For me personally, it undercuts one of the defining decisions of my life. Not without a little influence from the example set by Harry and his friends, I became a champion for LGBTQ equality in 2012, just after your books and the movies based off of them concluded. I am neither gay nor transgender, but just as Neville Longbottom stood against Lord Voldemort, I needed to stand with people who needed my voice.
I like to think that my choice and contribution helped instill even a nominal amount of courage in transgender advocates like the 12-year-old transgender girl who recently helped make my state’s laws more humane for her community.

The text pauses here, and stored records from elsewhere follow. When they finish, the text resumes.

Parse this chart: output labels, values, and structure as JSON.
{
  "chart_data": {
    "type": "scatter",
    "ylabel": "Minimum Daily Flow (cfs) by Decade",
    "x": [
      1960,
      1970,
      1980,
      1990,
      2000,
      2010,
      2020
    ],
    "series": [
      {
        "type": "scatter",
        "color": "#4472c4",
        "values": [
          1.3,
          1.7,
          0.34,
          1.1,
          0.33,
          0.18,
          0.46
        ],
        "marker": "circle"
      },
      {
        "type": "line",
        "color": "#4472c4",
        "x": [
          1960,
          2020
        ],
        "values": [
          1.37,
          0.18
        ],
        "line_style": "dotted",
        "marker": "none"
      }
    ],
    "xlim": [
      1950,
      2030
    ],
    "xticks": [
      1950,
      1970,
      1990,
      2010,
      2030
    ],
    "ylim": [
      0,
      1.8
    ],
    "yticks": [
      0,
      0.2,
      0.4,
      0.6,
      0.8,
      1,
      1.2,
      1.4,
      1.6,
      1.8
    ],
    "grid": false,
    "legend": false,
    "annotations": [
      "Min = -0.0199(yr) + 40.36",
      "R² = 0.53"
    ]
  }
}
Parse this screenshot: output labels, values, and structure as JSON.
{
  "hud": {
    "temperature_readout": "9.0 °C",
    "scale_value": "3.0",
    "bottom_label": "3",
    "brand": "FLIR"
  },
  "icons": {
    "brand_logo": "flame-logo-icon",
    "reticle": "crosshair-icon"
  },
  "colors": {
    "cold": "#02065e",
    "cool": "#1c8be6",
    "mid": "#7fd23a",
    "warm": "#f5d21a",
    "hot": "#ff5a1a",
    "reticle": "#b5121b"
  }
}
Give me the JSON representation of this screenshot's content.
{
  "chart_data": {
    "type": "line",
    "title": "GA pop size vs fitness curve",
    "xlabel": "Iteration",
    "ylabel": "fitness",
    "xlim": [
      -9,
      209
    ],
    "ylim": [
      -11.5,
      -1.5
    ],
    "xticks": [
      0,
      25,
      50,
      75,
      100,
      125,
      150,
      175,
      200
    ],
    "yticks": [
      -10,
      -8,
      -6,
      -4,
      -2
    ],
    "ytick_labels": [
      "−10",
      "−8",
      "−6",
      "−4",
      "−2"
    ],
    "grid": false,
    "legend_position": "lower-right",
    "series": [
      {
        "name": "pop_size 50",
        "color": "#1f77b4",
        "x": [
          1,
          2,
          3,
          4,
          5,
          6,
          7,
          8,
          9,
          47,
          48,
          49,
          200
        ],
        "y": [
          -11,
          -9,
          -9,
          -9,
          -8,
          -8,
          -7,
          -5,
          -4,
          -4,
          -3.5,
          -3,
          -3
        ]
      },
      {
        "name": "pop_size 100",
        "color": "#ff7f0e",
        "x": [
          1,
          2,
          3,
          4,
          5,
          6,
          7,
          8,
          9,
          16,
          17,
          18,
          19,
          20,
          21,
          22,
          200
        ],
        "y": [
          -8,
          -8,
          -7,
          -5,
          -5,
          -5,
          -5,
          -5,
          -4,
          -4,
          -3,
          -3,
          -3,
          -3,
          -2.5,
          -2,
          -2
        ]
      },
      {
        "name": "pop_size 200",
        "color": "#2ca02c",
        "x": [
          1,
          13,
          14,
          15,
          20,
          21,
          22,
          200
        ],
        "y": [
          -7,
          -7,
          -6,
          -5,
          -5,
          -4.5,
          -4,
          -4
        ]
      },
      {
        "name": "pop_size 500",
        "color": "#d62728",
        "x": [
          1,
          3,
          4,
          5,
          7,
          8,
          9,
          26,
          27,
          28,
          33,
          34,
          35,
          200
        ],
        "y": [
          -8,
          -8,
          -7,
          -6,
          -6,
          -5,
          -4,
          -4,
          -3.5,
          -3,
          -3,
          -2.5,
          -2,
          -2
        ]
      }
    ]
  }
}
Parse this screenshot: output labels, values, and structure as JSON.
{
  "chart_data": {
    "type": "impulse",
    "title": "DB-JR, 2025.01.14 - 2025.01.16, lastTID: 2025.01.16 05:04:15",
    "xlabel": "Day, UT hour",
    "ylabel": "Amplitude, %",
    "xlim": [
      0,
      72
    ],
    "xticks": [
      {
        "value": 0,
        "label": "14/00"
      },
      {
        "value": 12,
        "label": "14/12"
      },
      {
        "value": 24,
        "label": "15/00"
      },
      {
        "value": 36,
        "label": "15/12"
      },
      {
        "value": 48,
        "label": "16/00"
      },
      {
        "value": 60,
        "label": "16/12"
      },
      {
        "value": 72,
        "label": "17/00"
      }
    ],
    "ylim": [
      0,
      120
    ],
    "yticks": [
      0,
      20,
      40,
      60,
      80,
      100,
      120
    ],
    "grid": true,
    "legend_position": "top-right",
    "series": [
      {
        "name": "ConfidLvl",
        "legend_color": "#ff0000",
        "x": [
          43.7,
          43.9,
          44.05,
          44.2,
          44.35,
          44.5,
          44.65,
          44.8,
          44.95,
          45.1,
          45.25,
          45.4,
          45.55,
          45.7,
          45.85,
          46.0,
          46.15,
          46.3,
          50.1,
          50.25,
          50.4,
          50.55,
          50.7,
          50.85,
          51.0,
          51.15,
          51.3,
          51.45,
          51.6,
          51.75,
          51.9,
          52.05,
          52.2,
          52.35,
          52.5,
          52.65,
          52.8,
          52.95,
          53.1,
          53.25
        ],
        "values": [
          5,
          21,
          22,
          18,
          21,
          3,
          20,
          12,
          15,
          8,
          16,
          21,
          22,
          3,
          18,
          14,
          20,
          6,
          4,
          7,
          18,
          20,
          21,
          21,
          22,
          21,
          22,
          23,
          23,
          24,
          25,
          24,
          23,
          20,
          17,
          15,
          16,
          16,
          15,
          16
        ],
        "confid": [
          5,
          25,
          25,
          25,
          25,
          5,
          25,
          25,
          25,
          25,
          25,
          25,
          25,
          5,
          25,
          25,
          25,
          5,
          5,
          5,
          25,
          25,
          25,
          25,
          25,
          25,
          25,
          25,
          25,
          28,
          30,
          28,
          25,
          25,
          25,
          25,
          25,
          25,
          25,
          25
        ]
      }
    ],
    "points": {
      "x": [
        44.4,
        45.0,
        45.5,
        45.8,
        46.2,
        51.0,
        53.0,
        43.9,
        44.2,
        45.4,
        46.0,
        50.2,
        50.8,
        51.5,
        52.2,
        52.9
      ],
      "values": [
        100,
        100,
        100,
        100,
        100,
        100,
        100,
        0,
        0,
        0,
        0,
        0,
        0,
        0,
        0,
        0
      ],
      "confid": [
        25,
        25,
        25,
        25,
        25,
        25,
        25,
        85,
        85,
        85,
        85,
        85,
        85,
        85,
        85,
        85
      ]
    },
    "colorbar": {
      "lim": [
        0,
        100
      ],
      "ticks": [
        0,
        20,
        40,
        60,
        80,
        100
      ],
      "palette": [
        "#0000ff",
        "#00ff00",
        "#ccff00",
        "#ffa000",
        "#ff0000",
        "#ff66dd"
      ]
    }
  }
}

I understand that your support for Maya Forester likely evolved from your support for women’s equality, but that support doesn’t need to come at an exclusionary cost. In fact, that position undermines your goals. As one of my country’s great orators once wrote from a jail cell, “Injustice anywhere is a threat to justice everywhere.”
I hope that earnest pleas like mine, to educate yourself more and understand the flaw in your logic, find their way through the angry, scathing criticism currently aimed at you. After all, not even Harry Potter was infallible, but he had friends to help correct his course when he made a mistake.
I will continue to cherish Harry Potter, the lessons I learned from him, and you as well for introducing it all to me. But in this instance, I must stand up against you and with the transgender community, until the very end.